Russell Klosk, the Braddock representative to the county’s Animal Shelter Advisory Board, followed the police animal services presentation with information about the county animal shelter. He said the shelter always has animals ready for adoption, and that spaying and neutering animals is required when adopting. He urged all pet owners to spay or neuter their pets because of the huge pet population in the county. The shelter estimates there to be about half as many dogs and cats in the county as there are people.
“As delightful as they are, there are so many of them in the community,” said Karen Diviney, director of the county animal shelter.
“I try to be a voice for them,” said Klosk. “Most of the people who work in the Animal Control Division are animal lovers, or else they would have chosen a different line of work.”
DISASTER PREPAREDNESS for pets was another meeting topic. Bulova said an entire program could be taken up addressing the issue, based on what happened to pets and pet owners after Hurricane Katrina. Since the Washington metropolitan area is a likely target of another terrorist attack, said Melissa Klein, of the American Red Cross Pets Preparedness Program, residents need to be proactive about preparing for all kinds of disasters.
“The odds are the worst will actually come for some of us,” said Klein. “Pets need to be included in family preparedness.”
A short question and answer session was allotted at the end of the meeting. Regina Turner said she was concerned about rabies with relation to the county’s increasing fox population. Lucas told Turner it’s the health department’s decision to test animals for rabies, based on whether the animal had been exposed to a pet or a human. He did not answer her question as to what the county was doing to combat rabies.
“They’re not looking at it as a potential public health problem,” said Turner.
John Moser said the county needs to address the feral cat problem, because he’s sick of finding cat feces in his yard.
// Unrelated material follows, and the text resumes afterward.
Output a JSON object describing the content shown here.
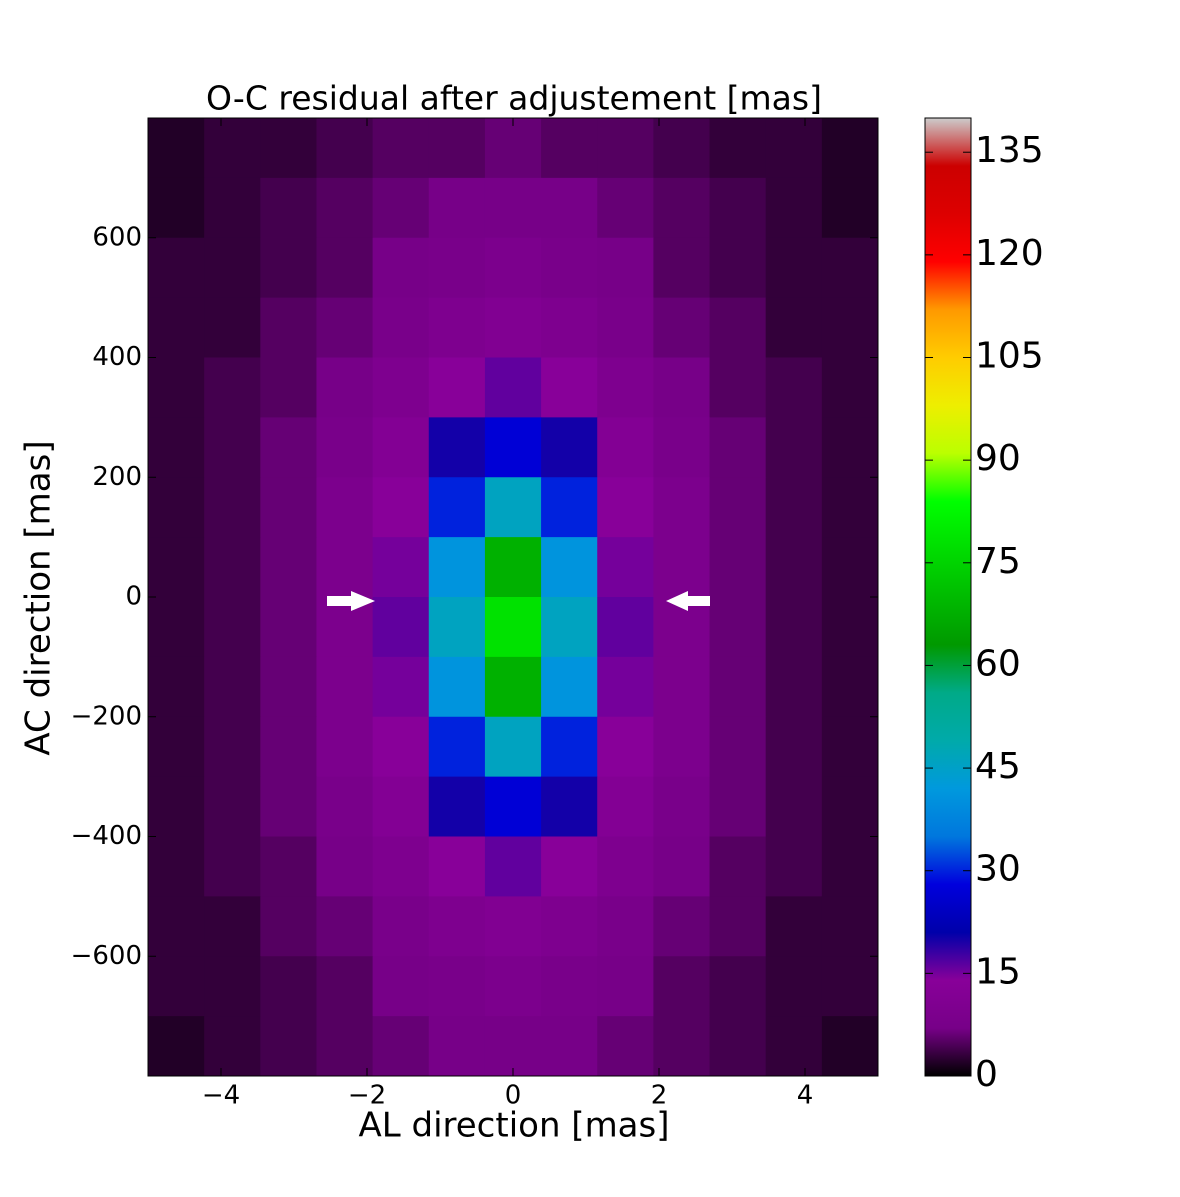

According to Lucas, the county has no formal program to trap or control feral cats, so the animals are essentially allowed to run free.
“When they present a public health problem, we have trapped them out,” said Lucas.
Savage came to the meeting to tie in what he said is the bigger issue: overdevelopment.
“The whole problem is they’re giving wildlife no place else to live other than people’s yards,” said Savage. “They’re bowing to the developers.”